Cours du 16 novembre 2001
Spiritualité de l’auteur
L’impossibilité qui définit l’origine aussi bien à l’encontre du commencement (réalité) que de la fondation (nécessité), on la pense en termes subjectifs en parlant du nom propre, celui que l’auteur se constitue de ne pas pouvoir énoncer. La reconnaissance de l’auteur est par conséquent celle d’une nécessité spirituelle, si l’on nomme ainsi une cause inconsistante de vérité.

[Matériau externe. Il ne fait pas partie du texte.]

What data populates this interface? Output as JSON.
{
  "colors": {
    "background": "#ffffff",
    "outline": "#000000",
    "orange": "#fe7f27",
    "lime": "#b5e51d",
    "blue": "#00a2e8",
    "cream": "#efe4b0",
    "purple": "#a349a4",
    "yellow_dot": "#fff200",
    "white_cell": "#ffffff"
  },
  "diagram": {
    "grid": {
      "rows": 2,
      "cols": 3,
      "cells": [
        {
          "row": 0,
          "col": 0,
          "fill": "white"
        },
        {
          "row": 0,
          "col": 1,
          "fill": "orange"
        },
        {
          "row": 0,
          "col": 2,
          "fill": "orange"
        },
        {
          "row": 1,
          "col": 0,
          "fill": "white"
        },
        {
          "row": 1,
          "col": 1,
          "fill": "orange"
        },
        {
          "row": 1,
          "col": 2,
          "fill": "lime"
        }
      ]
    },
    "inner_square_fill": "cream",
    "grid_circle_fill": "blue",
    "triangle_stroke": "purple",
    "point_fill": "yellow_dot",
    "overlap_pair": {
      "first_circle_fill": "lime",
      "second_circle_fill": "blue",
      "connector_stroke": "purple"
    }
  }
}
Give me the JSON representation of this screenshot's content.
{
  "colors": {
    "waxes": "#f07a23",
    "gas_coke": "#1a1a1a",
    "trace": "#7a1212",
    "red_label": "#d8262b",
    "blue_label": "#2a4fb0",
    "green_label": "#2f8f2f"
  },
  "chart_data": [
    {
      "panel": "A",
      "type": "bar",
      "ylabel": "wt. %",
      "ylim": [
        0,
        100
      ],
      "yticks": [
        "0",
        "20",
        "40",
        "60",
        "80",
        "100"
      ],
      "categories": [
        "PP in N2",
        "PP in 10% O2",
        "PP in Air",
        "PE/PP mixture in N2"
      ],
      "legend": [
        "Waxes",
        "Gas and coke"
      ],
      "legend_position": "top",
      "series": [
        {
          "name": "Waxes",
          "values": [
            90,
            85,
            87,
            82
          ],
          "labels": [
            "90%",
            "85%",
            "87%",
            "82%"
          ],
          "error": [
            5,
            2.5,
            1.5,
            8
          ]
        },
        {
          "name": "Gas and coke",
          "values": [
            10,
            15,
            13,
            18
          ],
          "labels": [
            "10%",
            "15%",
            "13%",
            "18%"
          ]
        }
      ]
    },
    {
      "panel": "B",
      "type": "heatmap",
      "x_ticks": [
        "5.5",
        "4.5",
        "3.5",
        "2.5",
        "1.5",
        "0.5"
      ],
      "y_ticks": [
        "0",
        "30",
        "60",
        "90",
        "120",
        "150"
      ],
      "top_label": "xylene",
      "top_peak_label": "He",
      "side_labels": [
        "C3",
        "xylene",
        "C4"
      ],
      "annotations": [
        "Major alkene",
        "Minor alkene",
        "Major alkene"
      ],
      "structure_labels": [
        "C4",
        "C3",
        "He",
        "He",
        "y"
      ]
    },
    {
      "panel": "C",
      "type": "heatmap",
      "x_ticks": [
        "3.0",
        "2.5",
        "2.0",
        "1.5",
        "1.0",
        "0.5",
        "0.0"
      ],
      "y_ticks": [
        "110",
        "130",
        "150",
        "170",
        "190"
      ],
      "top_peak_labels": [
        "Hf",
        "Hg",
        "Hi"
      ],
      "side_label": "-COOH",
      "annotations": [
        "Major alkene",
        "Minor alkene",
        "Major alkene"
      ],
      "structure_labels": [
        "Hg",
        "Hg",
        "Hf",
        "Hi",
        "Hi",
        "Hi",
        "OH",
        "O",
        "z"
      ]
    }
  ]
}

La nature spirituelle de l’autorité
Tout auteur s’entend de l’impossibilité originelle de son nom : il ne peut pas l’énoncer précisément parce qu’il se définit de ce que ce soit l’œuvre elle-même qui compte. Pas de différence entre reconnaître que c’est l’œuvre qui compte, et reconnaître que le nom qui la cause comme telle n’apporte rien, ne lui impose pas une nécessité d’expression dont elle serait l’inessentiel. Il faut mettre en corrélation la propriété du nom, c’est-à-dire l’impossibilité pour soi de l’adjectiver, et la reconnaissance de l’œuvre comme telle de la part des autres, de ceux qui, précisément, pourront nommer la vérité dont elle relève. Les personnages de la Nausée, par exemple, sont sartriens – et c’est du même mouvement que nous reconnaissons ce livre pour une œuvre, autrement dit que nous reconnaissons Sartre pour un auteur et pas simplement un scripteur, et que nous admettons que » sartrien » donne une certaine réponse à la question de l’existence et de la vérité. Mais c’est une réponse spirituelle, parce qu’on ne peut pas dire que l’existence est sartrienne comme dit que le papier est blanc : en cette réponse, il s’agira pour nous d’une méditation et non d’une réflexion. Tout auteur livre donc son œuvre à la méditation, et inversement c’est dans la méditation de ce qu’il nous donne que nous le reconnaissons comme auteur. Je le dis d’un mot : l’autorité n’est telle qu’à donner à méditer.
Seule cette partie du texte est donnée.